Brüder im Nebel
Allein schon der Titel des Aktenordners, den der Erzbischof von Köln für die geheimen Unterlagen der Missbrauchsfällte gewählt hat, ist blanker Hohn. Dieser Ordner diente nicht dem Schutz der Opfer, sondern dem Schutz der Täter, die, da sie ja nur im Nebel waren, nicht zur Rechenschaft gezogen werden mussten. Es gibt ein Foto von der Übergabe des Gutachtens an Woitzek, da nimmt er lächelnd das 40 cm dicke Gutachtenbuch entgegen, als wäre es ein besonderer Verdienst, als wäre es etwas Positives, eine Auszeichnung, etwas, womit er glänzen kann. Ich bekomme körperliche Schmerzen wenn ich darüber nachdenke. Was für ein verlogener Verein der Scheinheiligkeit!

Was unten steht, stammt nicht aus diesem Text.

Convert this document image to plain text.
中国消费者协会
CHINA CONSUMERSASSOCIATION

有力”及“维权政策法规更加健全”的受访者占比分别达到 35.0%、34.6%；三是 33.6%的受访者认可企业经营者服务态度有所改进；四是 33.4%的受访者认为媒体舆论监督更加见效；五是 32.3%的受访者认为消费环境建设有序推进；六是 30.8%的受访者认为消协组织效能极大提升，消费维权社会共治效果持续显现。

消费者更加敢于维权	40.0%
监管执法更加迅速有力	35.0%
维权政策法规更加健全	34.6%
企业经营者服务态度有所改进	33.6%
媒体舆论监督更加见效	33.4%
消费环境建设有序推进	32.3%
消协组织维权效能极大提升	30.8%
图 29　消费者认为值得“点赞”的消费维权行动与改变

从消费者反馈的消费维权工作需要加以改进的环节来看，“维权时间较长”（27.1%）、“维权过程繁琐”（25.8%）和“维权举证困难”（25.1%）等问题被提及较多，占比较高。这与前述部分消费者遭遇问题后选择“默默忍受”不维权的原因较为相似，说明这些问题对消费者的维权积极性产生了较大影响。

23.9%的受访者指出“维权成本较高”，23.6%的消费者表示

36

Missbrauch, allein schon das Wort ist falsch, denn es bedeutet ja, dass ich etwas brauchen, gebrauchen kann, nur eben in diesen Fällen missbrauchen kann. Kein Kind ist dazu da, gebraucht zu werden.
Missbrauch ist eines der schlimmsten Vergehen, die Menschen anderen Menschen antun können, und je intensiver das Abhängigkeitsverhältnis, desto traumatischer das Missbrauchserleben. Viele Opfer sind nach einem Missbrauch gespalten, haben den Zugang zu ihrer Intuition verloren. Denn häufig sagen die Peiniger, es ist gut, du bist auserwählt, es ist ein Geheimnis, unser Geheimnis, das uns beide verbindet, das zusammenschweißt. Und auch: Keiner wird dir glauben, alle werden denken, dass du lügst und so verschwimmt der Blick auf die Wirklichkeit: Habe ich es wirklich erlebt? Ist es schlimm oder nicht? Es verschwindet das selbstverständliche Gefühl, was gut ist oder nicht, was erlebt wurde oder nicht.
Zunächst ist da stilles Entsetzen, Ohnmacht, Unfähigkeit zu verstehen, zu handeln. Und dann kommen schnell, häufig zu schnell, die Stimmen, man muss verzeihen können um frei zu werden. Aber ohne die Wut, den Schrei, der im Hals stecken geblieben ist, kann nicht verziehen werden, nicht wirklich verziehen werden. Dem Peiniger und auch sich selbst, denn Missbrauchstäter arbeiten häufig mit Schuldzuweisungen, naja, das kann die katholische Kirche ja auch besonders gut.
Viele Menschen, die Missbrauch erlebt haben, erlauben sich nicht, wirklich die Wut, die sich häufig als Blockade im Körper festgesetzt hat, rauszuschreien und sich damit den Schmerz einzugestehen, der in ihren ist. Die Gefühle werden unterdrückt und häufig werden auch die positiven Gefühle damit unterdrückt, ein Leben ohne Emotionen ist nicht wirklich lebendig.
Es gibt natürlich nicht nur Missbrauch in der katholischen Kirche sondern leider auch in vielen Familien. 80 % der Täter kommen aus dem näheren Umfeld, sind Menschen, denen die Kinder vertraut haben, denen die Kinder anvertraut wurden. Bitte seid alle wachsam! Glaubt auch das schein Unglaubhafte, dass Kinder euch erzählen! Lasst uns alle sensibler, wachsamer und mutiger auf unsere Kinder schauen! Bitte!
Wehe dem,wer einem meiner kleinen ,die an mich glauben,ein Ärgernis gibt.
Es wäre besser ihn mit einem Mühlstein um den Hals im tiefen Meer zu versenken.